Kaune, T, Ruffert, C, Hesselbarth, N, Damm, M, Krug, S, Cardinal von Widdern, J, Masson, E, Chen, JM, Rebours, V, Buscail, L, et al
Pancreatology : official journal of the International Association of Pancreatology (IAP) ... [et al.]. 2020;(7):1262-1267
Abstract
BACKGROUND The G-protein-coupled receptor Class C Group 6 Member A (GPRC6A) is activated by multiple ligands and is important for the regulation of calcium homeostasis. Extracellular calcium is capable to increase NLRP3 inflammasome activity of the innate immune system and deletion of this proinflammatory pathway mitigated pancreatitis severity in vivo. As such this pathway and the GPRC6A receptor is a reasonable candidate gene for pancreatitis. Here we investigated the prevalence of sequence variants in the GPRC6A locus in different pancreatitis aetiologies. METHODS We selected 6 tagging SNPs with the SNPinfo LD TAG SNP Selection tool and the functional relevant SNP rs6907580 for genotyping. Cohorts from Germany, further European countries and China with up to 1,124 patients and 1,999 controls were screened for single SNPs with melting curve analysis.
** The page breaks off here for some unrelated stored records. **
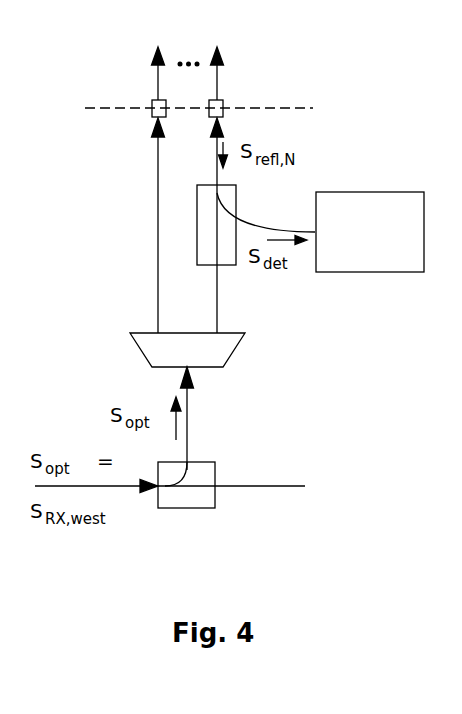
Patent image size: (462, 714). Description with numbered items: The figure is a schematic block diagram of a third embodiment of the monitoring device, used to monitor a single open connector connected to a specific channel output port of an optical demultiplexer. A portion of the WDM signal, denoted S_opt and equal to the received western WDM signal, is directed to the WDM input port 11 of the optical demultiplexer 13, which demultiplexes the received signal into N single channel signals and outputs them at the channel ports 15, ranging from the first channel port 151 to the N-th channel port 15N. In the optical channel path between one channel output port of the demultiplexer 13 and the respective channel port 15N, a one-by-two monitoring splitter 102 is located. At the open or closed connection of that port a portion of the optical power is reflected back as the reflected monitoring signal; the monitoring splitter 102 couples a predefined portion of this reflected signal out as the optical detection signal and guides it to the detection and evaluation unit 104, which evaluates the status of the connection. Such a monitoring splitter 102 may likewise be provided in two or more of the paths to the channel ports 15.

The channel ports 15 is at (184, 190).
The first channel port 151 is at (153, 104).
The N-th channel port 15N is at (213, 110).
The 1×2 monitoring splitter 102 is at (223, 252).
The detection and evaluation unit 104 is at (390, 256).
The optical demultiplexer 13 is at (213, 349).
The WDM input port 11 is at (182, 370).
RESULTS We identified an association of rs1606365(G) with alcoholic chronic pancreatitis in a German (odds ratio (OR) 0.76, 95% confidence interval (CI) 0.65-0.89, p = 8 × 10-5) and a Chinese cohort (OR 0.78, 95% CI 0.64-0.96, p = 0.02). However, this association was not replicated in a combined cohort of European patients (OR 1.18, 95% CI 0.99-1.41, p = 0.07). Finally, no association was found with acute and non-alcoholic chronic pancreatitis. CONCLUSIONS Our results support a potential role of calcium sensing receptors and inflammasome activation in alcoholic chronic pancreatitis development. As the functional consequence of the associated variant is unclear, further investigations might elucidate the relevant mechanisms.